Da gibt es etwa eine Keramik, die 1950 als "Alter Jude" inventarisiert wurde. Doch ist es wirklich eine stereotype Darstellung eines Juden oder sind es vielmehr unsere Vorurteile bzw. jene der Person, die sie mit dieser Bezeichnung in das Museumsinventar aufgenommen hat, die die Keramik zum "Alten Juden" machen?

Oder eine Mesusa, die von einem Wehrmachtssoldaten aus Russland "mitgenommen" und von diesem später dem Museum geschenkt wurde. Hat er sich eine "Trophäe" ausgesucht? Was geschah mit den Menschen, an deren Türpfosten die Mesusa hing?

Wir sehen einen Davidstern, aber ist er tatsächlich einer oder ist das Objekt vielleicht ein Brauereizeichen, das ebenfalls das Hexagramm trägt? Warum assoziieren wir mit dem Stern heute Jüdisches? Liegt es daran, dass er Teil der Nationalflagge des Staates Israel ist, oder erinnert er uns an den "Judenstern" des Nationalsozialismus?

Einem Tischleuchter sieht man nichts "Jüdisches" an - könnte er vielleicht auch in einem christlichen Haushalt gestanden haben? Und das Bild von "Drei Jüdinnen in Tracht": Sind es wirklich Jüdinnen oder ist dies eine Zuschreibung, die erst im Museum getroffen wurde, weil die Fotografie aus der Sammlung des jüdischen Industriellen Konrad Mautner stammt?

Die Patriotische Kriegsmetallsammlung, die in den ersten beiden Jahren des Ersten Weltkrieges 1914/15 durchgeführt wurde, veranlasste viele galizische Juden aus den östlichen Teilen der Monarchie, private Gegenstände und Inventar aus den Synagogen zu nehmen und für das "Vaterland" zu spenden. Warum suchte sich das Museum für Volkskunde diese Objekte aus, die damit vor dem Einschmelzen bewahrt wurden?

Und die drei Mazzesbrote aus Eisenstadt, die nach dem Zweiten Weltkrieg ins Museum kamen. Wer ließ sie zurück und wer hob sie als materielles Zeugnis der ausgelöschten jüdischen Gemeinden des Burgenlands auf?

Ergebnis ist eine Ausstellung mit Werkstattcharakter. Auf einem Tisch sind die Objekte für die Besucher/-innen scheinbar ungeordnet präsentiert.

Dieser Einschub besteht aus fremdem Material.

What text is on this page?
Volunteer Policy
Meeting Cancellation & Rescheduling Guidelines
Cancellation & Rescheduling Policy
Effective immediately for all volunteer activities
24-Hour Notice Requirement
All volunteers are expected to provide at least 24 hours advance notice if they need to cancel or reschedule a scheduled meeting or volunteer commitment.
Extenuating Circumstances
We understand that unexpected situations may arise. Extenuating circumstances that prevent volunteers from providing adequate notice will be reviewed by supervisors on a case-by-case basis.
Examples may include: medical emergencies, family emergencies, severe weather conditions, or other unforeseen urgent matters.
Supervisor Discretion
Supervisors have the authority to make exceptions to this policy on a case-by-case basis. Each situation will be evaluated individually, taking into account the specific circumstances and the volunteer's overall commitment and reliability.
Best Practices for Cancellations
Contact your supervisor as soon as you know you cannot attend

Tatsächlich stehen sie nach Inventarnummern bzw. Eingangsdatum geordnet und ergeben dadurch eine gewollte Zufälligkeit. Denn die Ausstellung will keine Ausstellung zu den jüdischen Festen sein, im Rahmen derer viele der ausgestellten Ritualgegenstände verwendet wurden. Vielmehr präsentiert sie eine bestehende Sammlung "jüdischer Dinge", deren Geschichten, kleine Ausschnitte jüdischer Lebenswelten, es zu erzählen gilt.

Die Studierenden recherchierten die Sammlungsgeschichten der Objekte, soweit diese bekannt ist, und setzten sie in einen kulturhistorischen Kontext. Dabei standen Fragen wie "Ist das jüdisch?" bzw. "Was war oder ist jüdisch?" im Vordergrund, Fragen, die jede und jeden Einzelne/n damit konfrontierten, ihre oder seine eigene Vorstellung davon, was "jüdisch" ist, zu hinterfragen.